Marshall himself, it appears, was none too eager to accept the position which Ellsworth had resigned and Jay refused; the Senate delayed the confirmation of his nomination;[1323] and it was not until the last day of the month that his commission was executed.
On January 31, 1801, the President directed Dexter ”to execute the office of Secretary of State so far as to affix the seal of the United States to the inclosed commission to the present Secretary of State, John Marshall, of Virginia, to be Chief Justice of the United States, and to certify in your own name on the commission as executing the office of Secretary of State _pro hac vice_.”[1324]

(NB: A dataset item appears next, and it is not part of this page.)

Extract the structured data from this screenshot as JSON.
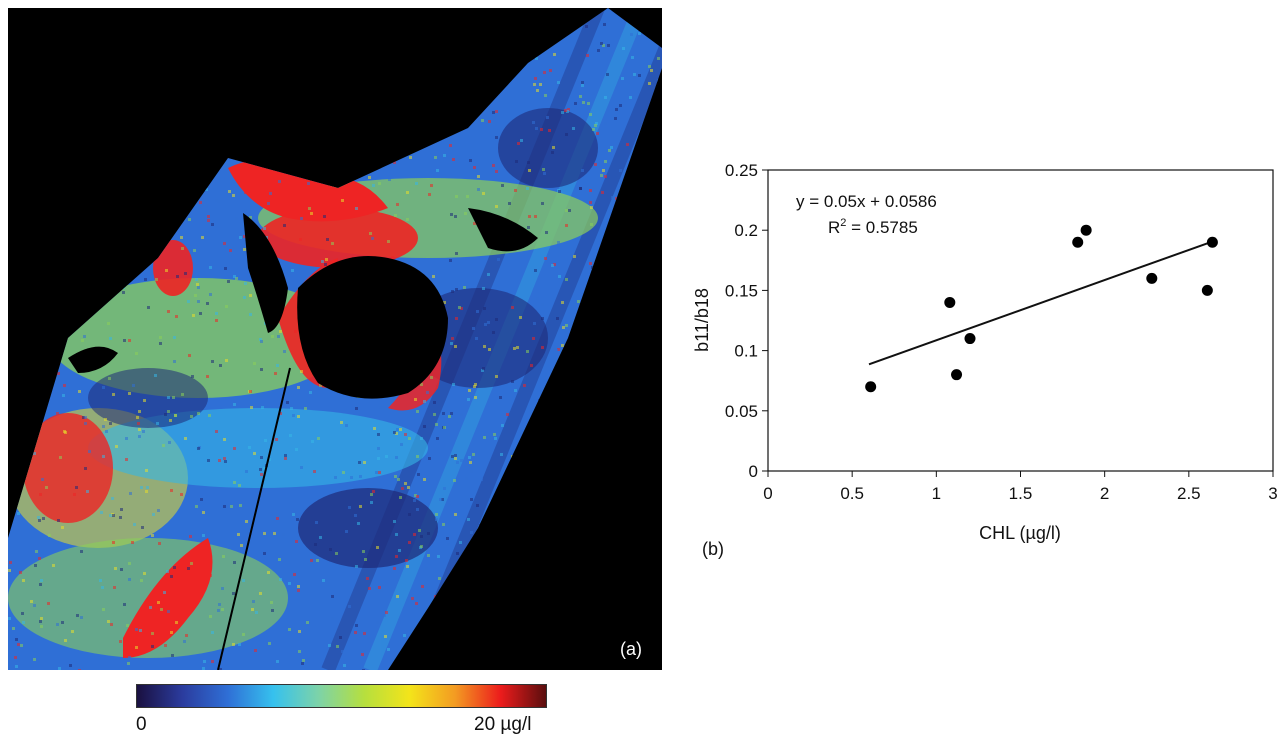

It was almost a week before Marshall formally acknowledged and accepted the appointment. ”I pray you to accept my grateful acknowledgments for the honor conferred on me in appointing me Chief Justice of the United States. This additional and flattering mark of your good opinion has made an impression on my mind which time will not efface. I shall enter immediately on the duties of the office, and hope never to give you occasion to regret having made this appointment.”[1325] Marshall's acceptance greatly relieved the President, who instantly acknowledged his letter: ”I have this moment received your letter of this morning, and am happy in your acceptance of the office of Chief Justice.”[1326]